LE REGARD de Ken Liu
Publié le 1 Mars 2019
Après l’exceptionnel L’HOMME QUI MIT FIN A L’HISTOIRE, Ken Liu (chouchou des éditions Le Belial) revient dans la formidable collection « Une heure lumière » avec une novella de haute volée mélangeant polar cyberpunk et anticipation.
L’écrivain nous propose ici de découvrir une détective, Ruth Law, « améliorée et augmentée » par diverses technologies illégales qui accroissent ses capacités. Elle porte aussi un « régulateur », un gadget capable de gérer ses émotions et de lui assurer une neutralité complète lors de ses enquêtes. Le seul moyen pour Ruth de surmonter un drame personnel. Le « régulateur » ne peut, normalement, être utilisé qu’un temps limité par jour mais Ruth le laisse fonctionner en permanence afin d’anesthésier totalement ses émotions. Cela va lui être bien utile pour une nouvelle investigation : retrouver le meurtrier d’une prostituée asiatique énuclée par un serial killer mystérieux. Mais cela risque également de la détruire psychologiquement.
Avec cette longue nouvelle (ou court roman) situé à Boston dans un futur proche, Ken Liu s’inscrit dans la tradition des polars science-fictionnelles conjuguant une ambiance de films noirs à l’anticipation cyberpunk. A la manière du classique BLADE RUNNER ou des plus récents CARBONE MODIFIE et QUANTUUM, Ken Liu empreinte aux policiers « hard boiled » d’antan (Chandler, Spillane, etc.) une intrigue complexe (meurtre de prostituées par un tueur en série aux motivations apparaissant peu à peu) et l’infuse dans un univers à la fois futuriste et crédible. Sa principale innovation réside dans ce « régulateur » d’émotions portée par l’enquêtrice, forcément dépressive et marquée par un tragique événement personnel. Une manière d’apporter l’originalité de la SF cyberpunk à un récit sinon classique quoique très efficace.

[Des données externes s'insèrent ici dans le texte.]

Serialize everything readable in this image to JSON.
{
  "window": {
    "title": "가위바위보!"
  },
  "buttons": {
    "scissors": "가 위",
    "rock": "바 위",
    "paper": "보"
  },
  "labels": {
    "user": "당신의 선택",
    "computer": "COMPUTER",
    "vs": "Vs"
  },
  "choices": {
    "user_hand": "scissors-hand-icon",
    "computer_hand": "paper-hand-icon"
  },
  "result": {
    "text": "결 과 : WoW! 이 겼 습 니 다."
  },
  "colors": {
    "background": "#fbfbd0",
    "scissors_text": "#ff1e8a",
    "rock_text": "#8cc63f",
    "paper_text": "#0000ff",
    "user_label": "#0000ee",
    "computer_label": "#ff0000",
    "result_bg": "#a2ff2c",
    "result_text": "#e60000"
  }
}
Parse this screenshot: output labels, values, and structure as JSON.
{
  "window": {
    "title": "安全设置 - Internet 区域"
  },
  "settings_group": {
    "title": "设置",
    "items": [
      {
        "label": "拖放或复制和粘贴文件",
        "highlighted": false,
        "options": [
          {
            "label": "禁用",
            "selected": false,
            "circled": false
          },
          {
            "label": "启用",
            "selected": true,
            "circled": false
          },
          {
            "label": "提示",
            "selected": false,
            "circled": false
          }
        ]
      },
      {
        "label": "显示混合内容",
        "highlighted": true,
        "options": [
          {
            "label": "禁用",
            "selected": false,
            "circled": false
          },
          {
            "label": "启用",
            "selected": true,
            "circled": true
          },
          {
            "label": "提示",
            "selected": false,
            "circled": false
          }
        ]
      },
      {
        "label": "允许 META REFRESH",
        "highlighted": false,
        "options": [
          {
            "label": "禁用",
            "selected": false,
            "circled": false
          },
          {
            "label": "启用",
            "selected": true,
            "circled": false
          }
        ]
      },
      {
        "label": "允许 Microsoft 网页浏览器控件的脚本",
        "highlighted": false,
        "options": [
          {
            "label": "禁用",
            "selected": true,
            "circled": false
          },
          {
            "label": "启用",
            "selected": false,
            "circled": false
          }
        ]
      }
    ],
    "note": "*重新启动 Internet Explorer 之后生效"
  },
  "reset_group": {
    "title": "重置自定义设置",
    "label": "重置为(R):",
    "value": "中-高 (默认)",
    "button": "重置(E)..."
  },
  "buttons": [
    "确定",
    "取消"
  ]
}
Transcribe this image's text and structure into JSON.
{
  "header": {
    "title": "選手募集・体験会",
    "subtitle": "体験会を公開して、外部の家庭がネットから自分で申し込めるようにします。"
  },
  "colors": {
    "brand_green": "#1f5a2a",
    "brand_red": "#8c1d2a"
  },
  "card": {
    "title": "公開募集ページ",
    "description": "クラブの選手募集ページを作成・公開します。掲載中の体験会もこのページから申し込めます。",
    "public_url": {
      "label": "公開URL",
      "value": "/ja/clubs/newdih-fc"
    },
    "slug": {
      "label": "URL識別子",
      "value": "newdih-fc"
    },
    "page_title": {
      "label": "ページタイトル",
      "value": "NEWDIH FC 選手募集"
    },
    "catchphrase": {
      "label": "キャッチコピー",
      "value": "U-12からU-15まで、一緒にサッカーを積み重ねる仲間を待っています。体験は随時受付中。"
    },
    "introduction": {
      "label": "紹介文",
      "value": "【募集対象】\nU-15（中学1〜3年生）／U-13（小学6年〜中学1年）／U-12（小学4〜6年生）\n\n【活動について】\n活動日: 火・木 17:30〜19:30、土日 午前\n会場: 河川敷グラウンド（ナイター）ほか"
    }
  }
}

Si l’auteur n’évite pas certains clichés, il démontre également sa capacité à ficeler une intrigue à la fois intelligente et divertissante auquel on pardonnera, par conséquent, l’une ou l’autre invraisemblance ou facilités. En alternant les points de vue de la détective « augmentée » et ceux du tueur en série, Ken Liu maintient l’intérêt au fil d’un récit enlevé qui, sous couvert d’une enquête classique, pose des questions sur le futur proche de l’humanité et ce fameux transhumanisme si cher aux auteurs cyberpunk.
Beaucoup moins ambitieux que L’HOMME QUI MIT FIN A L’HISTOIRE, ce REGARD n’en demeure pas moins un texte très plaisant qui confirme tout le bien que l’on pense de ce nouveau cador de la science-fiction.